"Small natural or near-natural standing waters are often biodiversity hotspots and can therefore be considered 'little oases'. But water shortages, increasing pressure of use and climate change with its weather extremes have serious consequences for these ecosystems and all the plant and animal species that depend on them," explained IGB Director Professor Luc De Meester. "But it's not just nature that is at stake – the ecosystem services that these small water bodies provide to humans in their entirety are also threatened. They can play an important role in water retention and flood protection and have a positive impact on the local micro-climate.”
Diverse ecosystem services despite small size
In the new IGB dossier, the research team also underlines that, depending on the type and region, small standing waters can serve many other purposes, such as watering livestock, irrigation or firefighting. In addition, small water bodies offer a variety of recreational opportunities that promote human health and quality of life, especially in urban areas. Next to these multiple societal benefits, small standing waters are of particular importance for freshwater life. Their contribution to regional freshwater diversity has been shown to be the highest of all inland waters – collectively they host 70 per cent of the regional freshwater species pool in European landscapes. This is because they are numerous and regionally very diverse in their properties. Due to their size, small standing waters are at the same time particularly sensitive to the aforementioned disturbances.

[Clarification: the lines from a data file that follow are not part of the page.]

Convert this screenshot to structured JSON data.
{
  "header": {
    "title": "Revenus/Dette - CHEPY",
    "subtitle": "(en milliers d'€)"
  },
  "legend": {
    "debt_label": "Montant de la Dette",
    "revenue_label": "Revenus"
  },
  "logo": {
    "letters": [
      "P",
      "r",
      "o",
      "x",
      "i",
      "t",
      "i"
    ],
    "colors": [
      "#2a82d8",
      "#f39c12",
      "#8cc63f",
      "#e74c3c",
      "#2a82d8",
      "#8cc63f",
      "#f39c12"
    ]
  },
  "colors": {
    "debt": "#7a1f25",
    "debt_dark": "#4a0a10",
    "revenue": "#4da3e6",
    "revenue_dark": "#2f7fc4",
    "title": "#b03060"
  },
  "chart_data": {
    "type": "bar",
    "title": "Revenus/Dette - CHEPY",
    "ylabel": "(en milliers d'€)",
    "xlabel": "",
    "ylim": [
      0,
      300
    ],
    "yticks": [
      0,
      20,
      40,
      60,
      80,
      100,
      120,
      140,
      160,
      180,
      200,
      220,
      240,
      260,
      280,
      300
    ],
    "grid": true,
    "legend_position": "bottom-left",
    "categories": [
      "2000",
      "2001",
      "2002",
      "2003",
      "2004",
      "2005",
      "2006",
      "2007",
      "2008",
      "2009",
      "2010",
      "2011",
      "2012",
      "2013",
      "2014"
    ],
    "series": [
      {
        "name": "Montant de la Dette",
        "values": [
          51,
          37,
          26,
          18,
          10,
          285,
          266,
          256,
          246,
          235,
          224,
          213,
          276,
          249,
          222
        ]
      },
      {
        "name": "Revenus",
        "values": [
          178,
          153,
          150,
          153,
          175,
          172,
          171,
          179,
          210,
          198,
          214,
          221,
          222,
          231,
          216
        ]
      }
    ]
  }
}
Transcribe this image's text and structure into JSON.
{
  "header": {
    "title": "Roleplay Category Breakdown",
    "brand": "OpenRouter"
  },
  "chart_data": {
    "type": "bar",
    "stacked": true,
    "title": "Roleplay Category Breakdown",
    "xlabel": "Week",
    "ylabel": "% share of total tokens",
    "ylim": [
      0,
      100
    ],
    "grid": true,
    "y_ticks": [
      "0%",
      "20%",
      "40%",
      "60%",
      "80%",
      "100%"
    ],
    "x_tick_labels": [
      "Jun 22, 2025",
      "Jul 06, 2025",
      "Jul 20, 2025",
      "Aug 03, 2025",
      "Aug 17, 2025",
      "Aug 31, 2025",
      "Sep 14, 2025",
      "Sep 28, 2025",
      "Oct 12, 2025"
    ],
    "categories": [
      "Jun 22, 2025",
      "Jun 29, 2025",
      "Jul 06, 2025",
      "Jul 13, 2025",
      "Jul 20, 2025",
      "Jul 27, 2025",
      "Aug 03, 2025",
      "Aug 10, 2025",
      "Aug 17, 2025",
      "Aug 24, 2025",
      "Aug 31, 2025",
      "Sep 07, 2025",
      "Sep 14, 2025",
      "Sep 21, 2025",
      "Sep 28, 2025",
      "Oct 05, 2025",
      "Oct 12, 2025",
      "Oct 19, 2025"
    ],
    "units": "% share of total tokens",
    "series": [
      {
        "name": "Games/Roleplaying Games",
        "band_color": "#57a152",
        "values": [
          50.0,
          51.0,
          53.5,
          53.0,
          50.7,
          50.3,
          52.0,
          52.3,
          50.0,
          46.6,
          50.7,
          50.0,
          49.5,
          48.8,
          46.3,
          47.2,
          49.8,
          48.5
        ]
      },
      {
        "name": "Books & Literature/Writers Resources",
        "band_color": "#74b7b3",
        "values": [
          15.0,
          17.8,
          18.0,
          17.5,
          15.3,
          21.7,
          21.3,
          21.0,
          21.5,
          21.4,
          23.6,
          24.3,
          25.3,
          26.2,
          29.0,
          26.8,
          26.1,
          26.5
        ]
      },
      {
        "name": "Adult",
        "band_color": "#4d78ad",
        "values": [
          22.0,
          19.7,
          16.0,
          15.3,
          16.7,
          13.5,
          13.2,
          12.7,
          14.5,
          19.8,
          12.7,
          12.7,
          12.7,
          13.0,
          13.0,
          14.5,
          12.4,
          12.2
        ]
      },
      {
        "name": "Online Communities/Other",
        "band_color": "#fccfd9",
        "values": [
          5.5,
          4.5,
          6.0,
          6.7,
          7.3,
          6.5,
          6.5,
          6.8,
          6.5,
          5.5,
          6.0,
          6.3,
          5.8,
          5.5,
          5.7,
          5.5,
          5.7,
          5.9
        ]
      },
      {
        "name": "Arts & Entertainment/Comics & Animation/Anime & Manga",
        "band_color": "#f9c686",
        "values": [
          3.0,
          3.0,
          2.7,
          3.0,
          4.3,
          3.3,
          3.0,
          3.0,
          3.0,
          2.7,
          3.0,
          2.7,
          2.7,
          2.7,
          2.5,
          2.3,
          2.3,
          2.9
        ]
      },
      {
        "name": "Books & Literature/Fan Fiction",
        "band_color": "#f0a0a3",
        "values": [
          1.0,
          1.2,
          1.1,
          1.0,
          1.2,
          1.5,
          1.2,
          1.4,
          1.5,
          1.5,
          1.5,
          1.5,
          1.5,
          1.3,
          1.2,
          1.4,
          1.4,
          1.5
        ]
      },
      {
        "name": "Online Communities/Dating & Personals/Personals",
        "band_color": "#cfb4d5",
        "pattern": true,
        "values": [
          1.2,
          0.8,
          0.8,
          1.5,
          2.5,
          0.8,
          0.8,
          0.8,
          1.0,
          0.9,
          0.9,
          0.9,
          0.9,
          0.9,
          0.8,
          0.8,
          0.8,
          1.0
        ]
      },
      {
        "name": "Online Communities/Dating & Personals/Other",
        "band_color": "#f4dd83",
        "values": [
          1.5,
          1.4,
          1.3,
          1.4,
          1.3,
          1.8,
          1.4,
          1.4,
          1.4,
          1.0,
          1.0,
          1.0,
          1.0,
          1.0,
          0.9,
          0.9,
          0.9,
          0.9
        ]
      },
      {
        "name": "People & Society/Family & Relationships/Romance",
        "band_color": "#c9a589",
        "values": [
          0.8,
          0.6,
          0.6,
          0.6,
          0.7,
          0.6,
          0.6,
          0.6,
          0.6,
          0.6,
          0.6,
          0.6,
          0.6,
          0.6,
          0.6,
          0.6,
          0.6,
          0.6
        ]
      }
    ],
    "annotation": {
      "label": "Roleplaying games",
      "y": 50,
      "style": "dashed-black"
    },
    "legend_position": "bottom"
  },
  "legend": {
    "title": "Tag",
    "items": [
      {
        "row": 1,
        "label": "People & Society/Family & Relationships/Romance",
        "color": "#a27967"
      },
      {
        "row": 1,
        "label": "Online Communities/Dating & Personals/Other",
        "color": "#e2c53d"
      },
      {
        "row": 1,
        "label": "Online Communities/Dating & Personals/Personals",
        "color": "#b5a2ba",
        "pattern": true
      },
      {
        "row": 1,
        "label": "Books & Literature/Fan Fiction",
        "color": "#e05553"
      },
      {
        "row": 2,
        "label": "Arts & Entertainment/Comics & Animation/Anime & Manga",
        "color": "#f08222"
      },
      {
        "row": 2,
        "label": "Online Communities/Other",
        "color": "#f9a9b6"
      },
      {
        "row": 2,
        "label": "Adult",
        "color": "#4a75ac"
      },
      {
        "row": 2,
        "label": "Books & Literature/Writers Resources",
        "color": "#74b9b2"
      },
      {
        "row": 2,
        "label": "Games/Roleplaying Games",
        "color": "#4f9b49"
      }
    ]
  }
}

New management approaches needed: pond landscapes as nature-based solutions
But not all small water bodies are the same, the authors also point out: Depending on the type, region and location, the requirements for protection, use and management can be very different.
”In the new IGB Dossier, we have therefore summarised the current state of research in a compact form and show ways in which small standing waters can be better protected, restored or newly created. Despite the worrying situation, small water bodies have a decisive advantage – ponds and pond landscapes are excellently suited as nature-based solutions to support adaptation to climate change and mitigation of its consequences," explained Dr Thomas Mehner, IGB Vice Director and co-author of the IGB Dossier.
The focus should not only be on individual water bodies, but on their potential as a networked ecosystem. Such a network of temporary and permanent water bodies – a pond landscape or “pondscape” – can promote regional biodiversity in a particularly sustainable way. In addition, the researchers recommend, inter alia, to ensure sufficient quantity and quality of water supply to maintain small water bodies as valuable habitats, and the establishment of well-dimensioned riparian strips and buffer zones to mitigate harmful impacts on small waters.